Rachel Hazan, PhD
Bronx, New York
Professor of Pathology
Albert Einstein College of Medicine
Bronx, New York
Understanding what drives tumor growth and survival in order to prevent the spread of breast cancer.
Metastasis—the spread of tumors to other tissues—is the main cause of death from breast cancer. While treatable, metastatic breast cancer is currently incurable. Metastasis is a complex, multi-step process. For tumors to metastasize, cancer cells must travel through the bloodstream or lymphatic system. The mechanisms that give cancer cells the ability to travel through the body and colonize new sites, however, are largely unknown. Dr. Hazan seeks to uncover how cancer cells acquire the ability to spread to ultimately reveal new therapeutic strategies to prevent metastasis from occurring.
Dr. Hazan has shown that an enzyme called glutathione peroxidase 2 (GP2) is a strong inhibitor of metastasis. The loss of GP2 activity in breast cancer has been shown to be associated with short-term survival of breast cancer patients. Dr. Hazan discovered that loss of GP2 function in breast cancer cells renders them highly metastatic. She has demonstrated that when GP2 activity is lost, it leads to excessive increase in blood vessel formation that enriches the cancer with oxygen and nutrients. This phenomenon is well-known—advanced breast tumors create their own vascular systems to facilitate metastasis, likely because of increased cancer cell entry into the blood. In the past year, Dr. Hazan discovered that GP2 loss causes most of the tumor to rely on glucose breakdown for energy supply, but that some tumor cells can survive under changing metabolic conditions, giving them a survival advantage that may lead to metastatic disease.
In the upcoming year, Dr. Hazan will continue her studies to understand how breast cancer spreads. Using state of the art technology called single-cell sequencing, she and her team hope to uncover novel drivers of metastasis that may give clues into remedies for metastatic breast cancer. Using this technology, Dr. Hazan has revealed that tumor cells lacking GP2 function also have increased levels of a factor that promotes epithelial to mesenchymal transition (EMT), a process by which normal epithelial cells gain migratory and invasive properties that can differentiate into a variety of cell types. EMT is essential for numerous developmental processes and wound healing, but also in the initiation of metastasis. Dr. Hazan will determine whether GP2 loss regulates EMT. In addition, she and her team hope to uncover drivers of metastasis by identifying factors that induce EMT. These results could reveal potential targets that could be leveraged to prevent or treat metastasis.

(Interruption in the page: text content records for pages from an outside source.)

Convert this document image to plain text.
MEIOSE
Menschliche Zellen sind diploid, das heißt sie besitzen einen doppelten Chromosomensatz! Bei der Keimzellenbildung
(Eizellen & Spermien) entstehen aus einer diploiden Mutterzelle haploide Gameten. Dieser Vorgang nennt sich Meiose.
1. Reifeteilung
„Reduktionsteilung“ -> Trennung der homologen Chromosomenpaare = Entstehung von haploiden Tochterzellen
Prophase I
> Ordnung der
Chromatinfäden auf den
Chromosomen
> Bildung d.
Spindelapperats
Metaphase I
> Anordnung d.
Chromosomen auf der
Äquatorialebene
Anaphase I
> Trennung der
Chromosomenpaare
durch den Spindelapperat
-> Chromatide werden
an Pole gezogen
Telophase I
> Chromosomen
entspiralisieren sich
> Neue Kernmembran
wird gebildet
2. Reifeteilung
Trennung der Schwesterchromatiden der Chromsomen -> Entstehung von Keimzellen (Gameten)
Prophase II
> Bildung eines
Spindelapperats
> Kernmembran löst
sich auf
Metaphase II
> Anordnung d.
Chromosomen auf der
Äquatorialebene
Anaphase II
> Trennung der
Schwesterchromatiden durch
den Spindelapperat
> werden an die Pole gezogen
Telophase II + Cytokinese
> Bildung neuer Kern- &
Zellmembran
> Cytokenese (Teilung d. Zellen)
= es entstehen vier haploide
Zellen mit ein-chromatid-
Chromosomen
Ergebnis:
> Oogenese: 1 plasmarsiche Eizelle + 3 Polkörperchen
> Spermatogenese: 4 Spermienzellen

Dr. Rachel Hazan received her PhD from George Washington University in 1990. She performed her thesis work under Dr. Joseph Schlessinger, where she studied Her2 signaling in breast cancer, and was the first to map Her2 phosphorylation sites. She then joined Dr. Gerald Edelman, a Nobel laureate at Rockefeller University and Scripps Research Institute to study adhesion molecules and their regulation in neuronal and epithelial cells. This served as a basis for her ongoing work on cadherin adhesion molecules and their role in breast cancer dissemination. In 1994, she joined Memorial Sloan Kettering Cancer Center, where she initiated seminal studies on the role of cadherin switching in breast cancer progression. In 1997, she became Assistant Professor at the Mount-Sinai School of Medicine, and is presently Professor of Pathology at the Albert Einstein College of Medicine. Dr. Hazan has been studying the role of adhesion in invasion and epithelial to mesenchymal transition leading to metastasis. She showed that N-cadherin activates cancer spread by sustaining activation and signaling of the Fibroblast Growth Factor Receptor. Dr. Hazan discovered a variety of signaling pathways that contribute to metastasis and has so far elucidated key signaling modules including the MAPK, AKT and cell cycle regulators as critical promoters of metastasis. Her work uses laboratory models, cell culture systems and validation in clinical breast specimens. These models serve as a platform to elucidate mechanisms of metastatic spread with the goal of identifying pivotal targets for therapeutic application.